De lo contrario, no desataría semejante ira.
—El Hermano Xiao Feng está a tu lado, no tengas miedo…
Después de acariciar la cabeza de Su Xiaoqin, la puso en el coche y le pidió a Xu Qing que la ayudara a calmarse. Luego, Ye Feng comenzó a ocuparse del cadáver.
Aunque el Parque del Lago Xiaoqing era poco visitado, no estaba completamente desprovisto de gente. Si alguien encontraba un cadáver allí, inevitablemente causaría algunos problemas, por lo que era más simple limpiarlo con Agua Quemadora de Cadáveres.
Después de registrar el cuerpo de Tang Xin, Ye Feng se sintió un poco decepcionado.

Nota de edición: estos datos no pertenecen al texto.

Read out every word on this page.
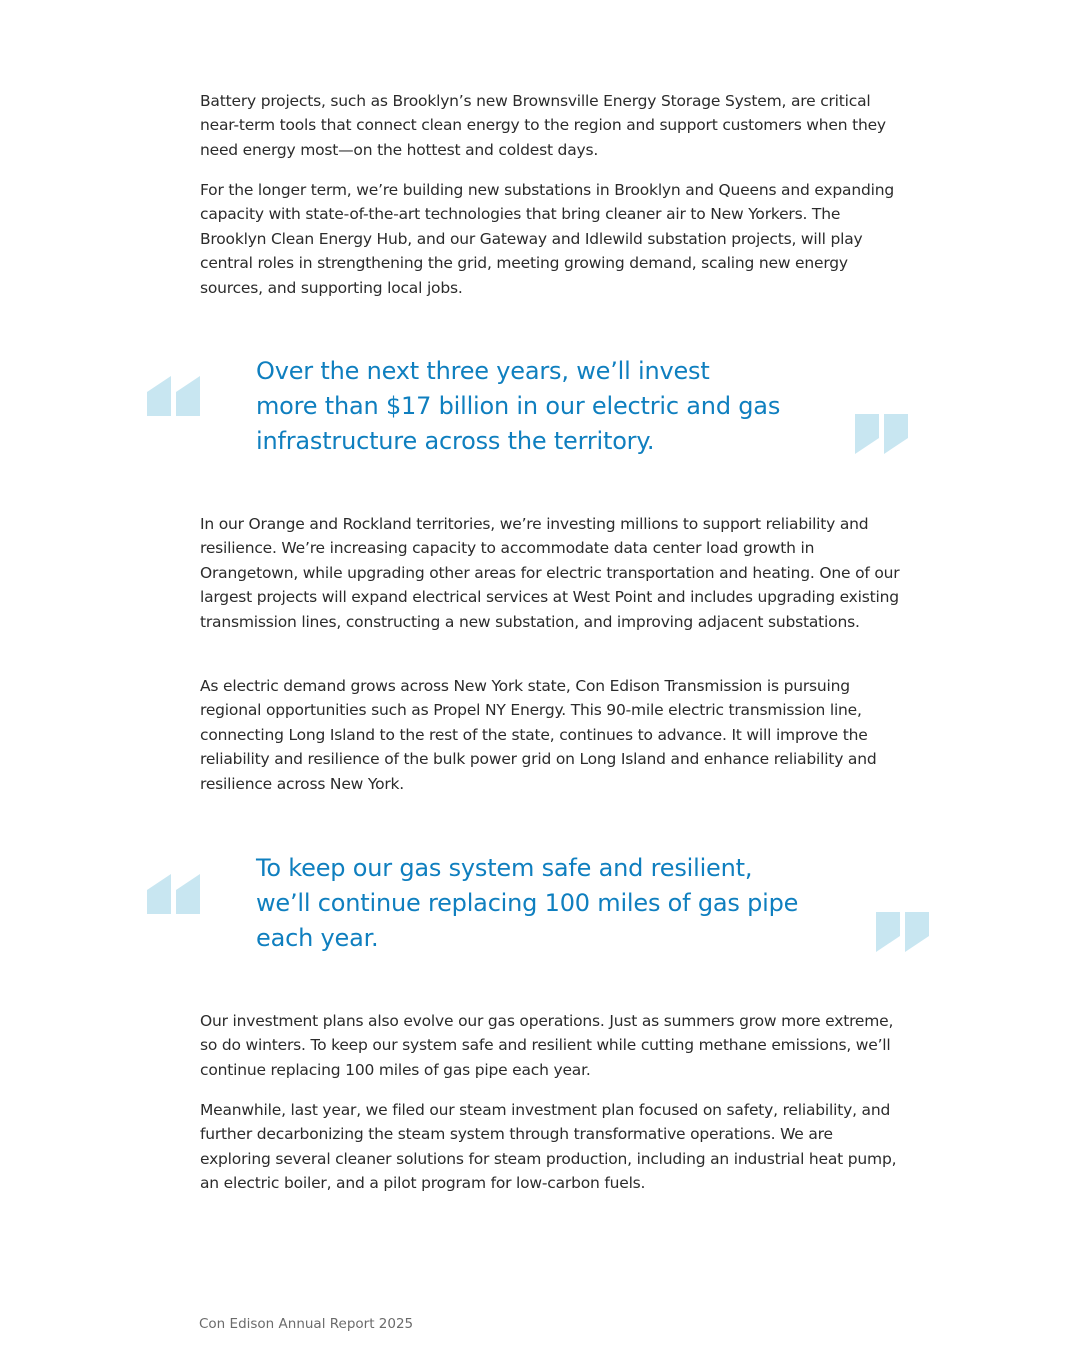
Battery projects, such as Brooklyn’s new Brownsville Energy Storage System, are critical near-term tools that connect clean energy to the region and support customers when they need energy most—on the hottest and coldest days.

For the longer term, we’re building new substations in Brooklyn and Queens and expanding capacity with state-of-the-art technologies that bring cleaner air to New Yorkers. The Brooklyn Clean Energy Hub, and our Gateway and Idlewild substation projects, will play central roles in strengthening the grid, meeting growing demand, scaling new energy sources, and supporting local jobs.

Over the next three years, we’ll invest
more than $17 billion in our electric and gas
infrastructure across the territory.

In our Orange and Rockland territories, we’re investing millions to support reliability and resilience. We’re increasing capacity to accommodate data center load growth in Orangetown, while upgrading other areas for electric transportation and heating. One of our largest projects will expand electrical services at West Point and includes upgrading existing transmission lines, constructing a new substation, and improving adjacent substations.

As electric demand grows across New York state, Con Edison Transmission is pursuing regional opportunities such as Propel NY Energy. This 90-mile electric transmission line, connecting Long Island to the rest of the state, continues to advance. It will improve the reliability and resilience of the bulk power grid on Long Island and enhance reliability and resilience across New York.

To keep our gas system safe and resilient,
we’ll continue replacing 100 miles of gas pipe
each year.

Our investment plans also evolve our gas operations. Just as summers grow more extreme, so do winters. To keep our system safe and resilient while cutting methane emissions, we’ll continue replacing 100 miles of gas pipe each year.

Meanwhile, last year, we filed our steam investment plan focused on safety, reliability, and further decarbonizing the steam system through transformative operations. We are exploring several cleaner solutions for steam production, including an industrial heat pump, an electric boiler, and a pilot program for low-carbon fuels.

Con Edison Annual Report 2025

El hombre no tenía nada relacionado con el cultivo Marcial Antiguo, solo un teléfono y un grueso fajo de billetes.
El teléfono no estaba bloqueado con contraseña y se podía desbloquear deslizando el dedo.
Después de desbloquear el teléfono, Ye Feng revisó el registro de llamadas.
Recordaba que Xu Qing había dicho que Tang Xin había llamado a alguien llamado Hermano Xue antes de ir tras Su Xiaoqin.
Esto también significaba que había más de sus asociados en la Ciudad Capital.
Para erradicar el mal por completo, ¡debía encontrar a esa persona y hacer que pagara por sus errores!
—¡Xue Hao!
Examinando el registro de llamadas, la expresión de Ye Feng se tornó sombría mientras se burlaba fríamente.
En el banquete de cumpleaños de Liu Feifei, había perdonado a este muchacho una vez, pero no esperaba que buscara su propia perdición.
¿Qué era esto? ¡Esto era atraer la desgracia sobre uno mismo!